Vu la procédure suivante :
Procédure contentieuse antérieure :
Mme G... H... a demandé au tribunal administratif de Montpellier d'annuler la décision du 25 novembre 2020 par laquelle la rectrice de l'académie de Montpellier a refusé de reconnaître l'imputabilité au service de la maladie qu'elle a déclarée le 12 avril 2019 et de mettre à la charge de l'Etat la somme de 1 500 euros au titre de l'article L. 761-1 du code de justice administrative.
Par un jugement n°2101704 du 10 février 2023, le tribunal administratif de Montpellier a rejeté sa demande.
Procédure devant la cour :
Par une requête et un mémoire complémentaire, enregistrés les 10 avril 2023 et 30 juillet 2024, Mme G... H..., représentée par Me Manya, demande à la cour :
1°) d'annuler ce jugement du tribunal administratif de Montpellier du 10 février 2023 ;
2°) d'annuler la décision du 25 novembre 2020 par laquelle la rectrice de l'académie de Montpellier a refusé de reconnaître l'imputabilité au service de la maladie déclarée le 12 avril 2019 ;
3°) d'enjoindre à la rectrice de l'académie de Montpellier de reconnaître l'imputabilité au service de sa maladie ;
4°) à titre subsidiaire, d'ordonner une mesure d'expertise ;
5°) de mettre à la charge de l'Etat la somme de 2 000 euros au titre de l'article L. 761-1 du code de justice administrative.
Elle soutient que :
- sa demande était recevable ;
- la décision du 25 novembre 2020 a été signée par une autorité incompétente ;
- elle est insuffisamment motivée ;
- elle est entachée d'un vice de procédure dès lors qu'elle n'a pas pu être entendue par la commission de réforme ; cette irrégularité l'a privée d'une garantie ;
- elle est entachée d'un vice de procédure dès lors qu'aucun médecin spécialiste de sa pathologie n'a siégé lors de la réunion de la commission de réforme du 19 novembre 2020 ;
- elle est entachée d'une erreur de fait et d'erreur d'appréciation quant au lien entre sa pathologie et l'exercice de ses fonctions, dès lors qu'elle ne présente aucun état antérieur.

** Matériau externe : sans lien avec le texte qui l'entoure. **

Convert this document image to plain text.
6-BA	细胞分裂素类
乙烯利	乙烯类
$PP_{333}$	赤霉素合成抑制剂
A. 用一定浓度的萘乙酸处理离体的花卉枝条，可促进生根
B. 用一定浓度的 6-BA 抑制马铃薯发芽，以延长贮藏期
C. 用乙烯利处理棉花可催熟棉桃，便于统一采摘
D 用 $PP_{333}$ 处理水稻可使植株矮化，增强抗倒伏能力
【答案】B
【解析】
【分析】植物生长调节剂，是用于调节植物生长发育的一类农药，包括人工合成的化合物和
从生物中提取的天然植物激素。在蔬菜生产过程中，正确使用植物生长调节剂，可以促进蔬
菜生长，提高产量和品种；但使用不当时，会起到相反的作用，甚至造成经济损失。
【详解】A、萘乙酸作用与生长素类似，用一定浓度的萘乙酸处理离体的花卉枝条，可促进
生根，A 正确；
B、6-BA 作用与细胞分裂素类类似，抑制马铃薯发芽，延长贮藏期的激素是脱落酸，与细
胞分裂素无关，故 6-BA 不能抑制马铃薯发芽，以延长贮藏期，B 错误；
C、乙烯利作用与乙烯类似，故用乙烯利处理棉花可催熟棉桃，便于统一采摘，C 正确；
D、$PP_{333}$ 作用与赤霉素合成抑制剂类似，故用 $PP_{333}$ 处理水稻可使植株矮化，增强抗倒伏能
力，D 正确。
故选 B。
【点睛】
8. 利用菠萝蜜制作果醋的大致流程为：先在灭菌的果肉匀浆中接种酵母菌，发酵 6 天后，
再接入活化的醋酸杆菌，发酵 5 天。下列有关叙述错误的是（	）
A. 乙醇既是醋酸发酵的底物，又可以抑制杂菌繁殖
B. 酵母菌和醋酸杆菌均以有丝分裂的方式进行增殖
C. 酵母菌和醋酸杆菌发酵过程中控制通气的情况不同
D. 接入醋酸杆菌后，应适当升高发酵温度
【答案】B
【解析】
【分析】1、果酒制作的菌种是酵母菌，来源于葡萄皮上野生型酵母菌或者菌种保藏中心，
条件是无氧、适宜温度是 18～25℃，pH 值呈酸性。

Par deux mémoires en défense, enregistrés les 9 juillet et 29 août 2024, la rectrice de l'académie de Montpellier conclut au rejet de la requête.
Elle fait valoir que :
- le signataire de la décision litigieuse bénéficiait d'une délégation de signature régulièrement publiée ;
- la décision attaquée est suffisamment motivée ;
- l'avis émis par la commission de réforme le 19 novembre 2020 a bien été communiqué à Mme H... ;
- Mme H... a présenté ses observations écrites avant la réunion de la commission de réforme ; son audition n'aurait apporté aucun élément utile à la commission, qui disposait de toutes les informations nécessaires pour se prononcer sur sa situation ;
- le moyen tiré de l'absence de présence d'un médecin spécialiste de sa pathologie au sein de la commission de réforme n'est pas assorti de précisions suffisantes ; en tout état de cause, la présence d'un tel spécialiste n'est obligatoire que si elle est réellement nécessaire pour l'appréciation de la situation de l'agent, ce qui n'est pas le cas en l'espèce ; les membres de la commission de réforme disposaient de son dossier médical, comportant les rapports d'expertise de deux médecins spécialistes agréés, un otorhinolaryngologiste et un psychiatre ;
- Mme H... présente un état pathologique préexistant ; son état de santé est dû à un état dépressif névrotique ;
- pour le surplus, elle s'en rapporte à ses écritures de première instance.
Par une ordonnance du 4 septembre 2024, la clôture d'instruction a été fixée en dernier lieu au 4 octobre 2024 à 12 heures.
Vu les autres pièces du dossier.
Vu :
- le code des relations entre le public et l'administration ;
- la loi n°83-634 du 13 juillet 1983 ;
- la loi n° 84-16 du 11 janvier 1984 ;
- le décret n° 86-442 du 14 mars 1986 ;
- le code de justice administrative.
Les parties ont été régulièrement averties du jour de l'audience.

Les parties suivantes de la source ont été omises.